I saw many more exciting species in Wyoming than this deer, but no individual animals as interesting. If anyone sees him again in the coming years, he will be easy to identify. Maybe his odd antler will protect him from trophy hunters and he’ll grow to be a magnificent ten-pointer—on one side, anyway. I hope so.

 

 

6 thoughts on “The best deer

  1. You always have such excellent insights, usually of course with you experiences with birds… educating us along the way with your words and beautiful photos, this no less..

    The kindness in that dear’s eyes .. And the sweetness of you to make sure it’s okay.

    One of my best friends has Cerebral Palsy, walks just as differently, and is a Pediatrician at Kaiser.. one of the most admirable people in my life. May this dear show its greatness too…

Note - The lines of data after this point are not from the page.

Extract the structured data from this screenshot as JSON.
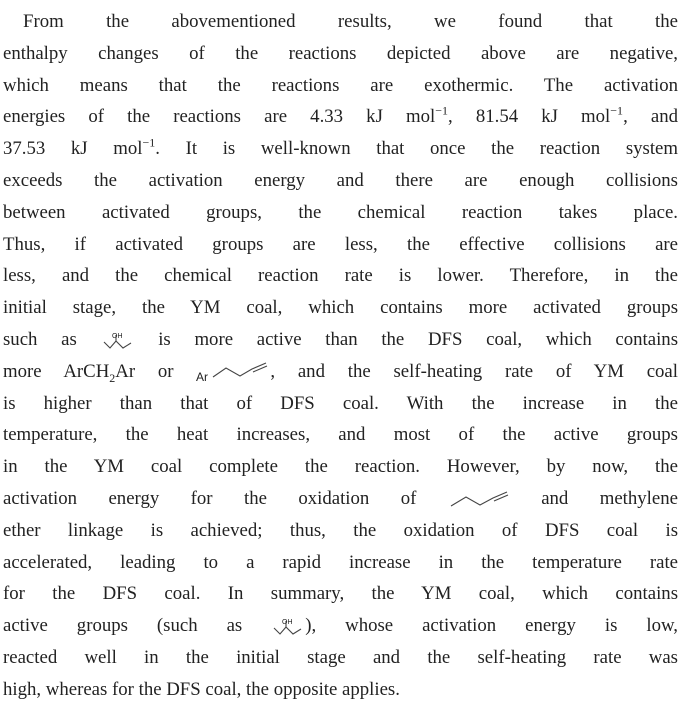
{
  "lines": [
    [
      "From the abovementioned results, we found that the"
    ],
    [
      "enthalpy changes of the reactions depicted above are negative,"
    ],
    [
      "which means that the reactions are exothermic. The activation"
    ],
    [
      "energies of the reactions are 4.33 kJ mol",
      "−1",
      ", 81.54 kJ mol",
      "−1",
      ", and"
    ],
    [
      "37.53 kJ mol",
      "−1",
      ". It is well-known that once the reaction system"
    ],
    [
      "exceeds the activation energy and there are enough collisions"
    ],
    [
      "between activated groups, the chemical reaction takes place."
    ],
    [
      "Thus, if activated groups are less, the effective collisions are"
    ],
    [
      "less, and the chemical reaction rate is lower. Therefore, in the"
    ],
    [
      "initial stage, the YM coal, which contains more activated groups"
    ],
    [
      "such as",
      "OH",
      "is more active than the DFS coal, which contains"
    ],
    [
      "more ArCH",
      "2",
      "Ar or",
      "Ar",
      ", and the self-heating rate of YM coal"
    ],
    [
      "is higher than that of DFS coal. With the increase in the"
    ],
    [
      "temperature, the heat increases, and most of the active groups"
    ],
    [
      "in the YM coal complete the reaction. However, by now, the"
    ],
    [
      "activation energy for the oxidation of",
      "and methylene"
    ],
    [
      "ether linkage is achieved; thus, the oxidation of DFS coal is"
    ],
    [
      "accelerated, leading to a rapid increase in the temperature rate"
    ],
    [
      "for the DFS coal. In summary, the YM coal, which contains"
    ],
    [
      "active groups (such as",
      "OH",
      "), whose activation energy is low,"
    ],
    [
      "reacted well in the initial stage and the self-heating rate was"
    ],
    [
      "high, whereas for the DFS coal, the opposite applies."
    ]
  ]
}
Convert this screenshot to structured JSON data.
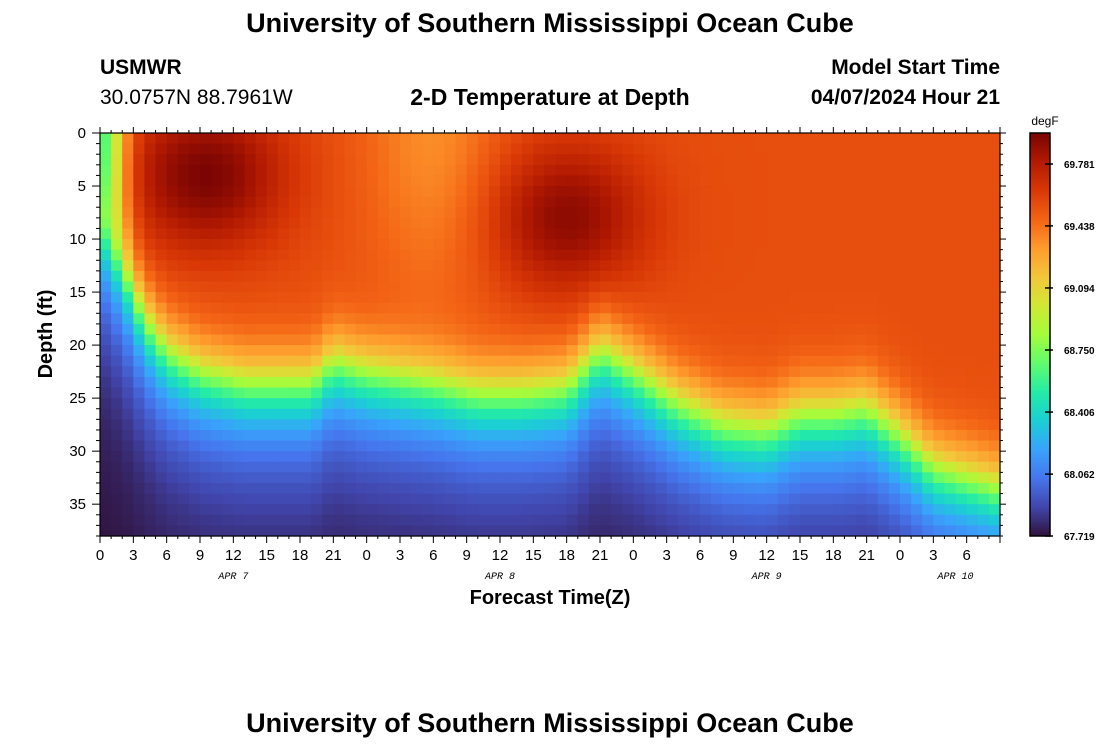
{
  "header": {
    "title": "University of Southern Mississippi Ocean Cube",
    "station": "USMWR",
    "coords": "30.0757N  88.7961W",
    "subtitle": "2-D Temperature at Depth",
    "model_label": "Model Start Time",
    "model_time": "04/07/2024 Hour 21"
  },
  "footer": {
    "title": "University of Southern Mississippi Ocean Cube"
  },
  "colors": {
    "colormap": [
      "#30123b",
      "#4145ab",
      "#4675ed",
      "#39a2fc",
      "#1bcfd4",
      "#24eca6",
      "#61fc6c",
      "#a4fc3b",
      "#d1e834",
      "#f3c63a",
      "#fe9b2d",
      "#f36315",
      "#d93806",
      "#b11901",
      "#7a0403"
    ]
  },
  "chart_data": {
    "type": "heatmap",
    "title": "2-D Temperature at Depth",
    "xlabel": "Forecast Time(Z)",
    "ylabel": "Depth (ft)",
    "unit": "degF",
    "x_range": [
      0,
      81
    ],
    "y_range": [
      0,
      38
    ],
    "y_ticks": [
      0,
      5,
      10,
      15,
      20,
      25,
      30,
      35
    ],
    "x_ticks": [
      {
        "t": 0,
        "label": "0"
      },
      {
        "t": 3,
        "label": "3"
      },
      {
        "t": 6,
        "label": "6"
      },
      {
        "t": 9,
        "label": "9"
      },
      {
        "t": 12,
        "label": "12"
      },
      {
        "t": 15,
        "label": "15"
      },
      {
        "t": 18,
        "label": "18"
      },
      {
        "t": 21,
        "label": "21"
      },
      {
        "t": 24,
        "label": "0"
      },
      {
        "t": 27,
        "label": "3"
      },
      {
        "t": 30,
        "label": "6"
      },
      {
        "t": 33,
        "label": "9"
      },
      {
        "t": 36,
        "label": "12"
      },
      {
        "t": 39,
        "label": "15"
      },
      {
        "t": 42,
        "label": "18"
      },
      {
        "t": 45,
        "label": "21"
      },
      {
        "t": 48,
        "label": "0"
      },
      {
        "t": 51,
        "label": "3"
      },
      {
        "t": 54,
        "label": "6"
      },
      {
        "t": 57,
        "label": "9"
      },
      {
        "t": 60,
        "label": "12"
      },
      {
        "t": 63,
        "label": "15"
      },
      {
        "t": 66,
        "label": "18"
      },
      {
        "t": 69,
        "label": "21"
      },
      {
        "t": 72,
        "label": "0"
      },
      {
        "t": 75,
        "label": "3"
      },
      {
        "t": 78,
        "label": "6"
      }
    ],
    "date_labels": [
      {
        "t": 12,
        "label": "APR 7"
      },
      {
        "t": 36,
        "label": "APR 8"
      },
      {
        "t": 60,
        "label": "APR 9"
      },
      {
        "t": 77,
        "label": "APR 10"
      }
    ],
    "colorbar": {
      "min": 67.719,
      "max": 69.953,
      "labels": [
        "69.781",
        "69.438",
        "69.094",
        "68.750",
        "68.406",
        "68.062",
        "67.719"
      ]
    },
    "thermocline_ft": [
      {
        "t": 0,
        "d": 7
      },
      {
        "t": 2,
        "d": 11
      },
      {
        "t": 4,
        "d": 16
      },
      {
        "t": 6,
        "d": 19
      },
      {
        "t": 9,
        "d": 21
      },
      {
        "t": 13,
        "d": 22
      },
      {
        "t": 17,
        "d": 22
      },
      {
        "t": 19,
        "d": 22
      },
      {
        "t": 21,
        "d": 20
      },
      {
        "t": 24,
        "d": 21
      },
      {
        "t": 30,
        "d": 22
      },
      {
        "t": 34,
        "d": 23
      },
      {
        "t": 38,
        "d": 23
      },
      {
        "t": 42,
        "d": 22.5
      },
      {
        "t": 45,
        "d": 19
      },
      {
        "t": 48,
        "d": 21
      },
      {
        "t": 52,
        "d": 24
      },
      {
        "t": 56,
        "d": 26
      },
      {
        "t": 60,
        "d": 26.5
      },
      {
        "t": 63,
        "d": 25
      },
      {
        "t": 66,
        "d": 25
      },
      {
        "t": 69,
        "d": 24.5
      },
      {
        "t": 72,
        "d": 27
      },
      {
        "t": 75,
        "d": 30
      },
      {
        "t": 78,
        "d": 31
      },
      {
        "t": 81,
        "d": 32
      }
    ],
    "warm_cores": [
      {
        "t": 9.5,
        "d": 4,
        "temp": 69.95
      },
      {
        "t": 42,
        "d": 8,
        "temp": 69.9
      }
    ],
    "surface_mixed_temp": 69.55,
    "midday_cool_band": {
      "t": 30,
      "temp": 69.35
    },
    "bottom_temp": 67.72
  }
}
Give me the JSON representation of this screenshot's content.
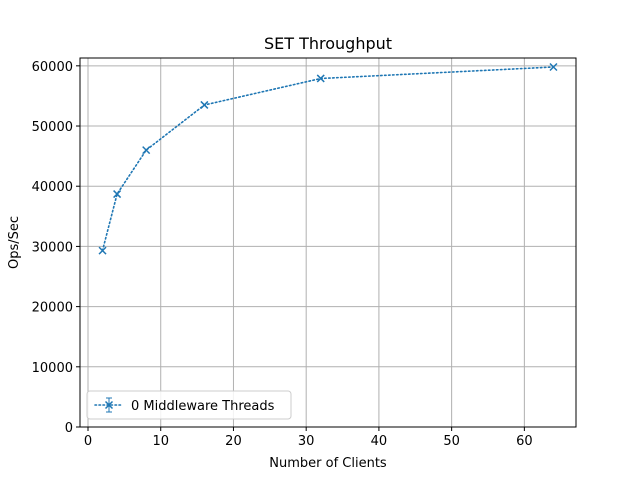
{
  "chart_data": {
    "type": "line",
    "title": "SET Throughput",
    "xlabel": "Number of Clients",
    "ylabel": "Ops/Sec",
    "xlim": [
      -1.1,
      67.1
    ],
    "ylim": [
      0,
      61300
    ],
    "xticks": [
      0,
      10,
      20,
      30,
      40,
      50,
      60
    ],
    "yticks": [
      0,
      10000,
      20000,
      30000,
      40000,
      50000,
      60000
    ],
    "grid": true,
    "legend_position": "lower-left",
    "series": [
      {
        "name": "0 Middleware Threads",
        "color": "#1f77b4",
        "line_style": "dotted",
        "marker": "x",
        "error_bars": true,
        "x": [
          2,
          4,
          8,
          16,
          32,
          64
        ],
        "y": [
          29300,
          38700,
          46000,
          53500,
          57900,
          59800
        ]
      }
    ]
  }
}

  2. There used to be a three legged doe that would sit with her fawn on my parent’s lawn in Lafayette on the west side of Briones Park, and I heard an orthodontist who had a practice near Sun Valley Mall in Concord discussing seeing the same doe at his house in Orinda off the Dam Road. She had more than one fawn, in the years my parents saw her. One of her hind feet was missing, but she was adding to the population. There was no way to tell if her foot was missing because of a birth defect or an accident, but her fawns looked fine.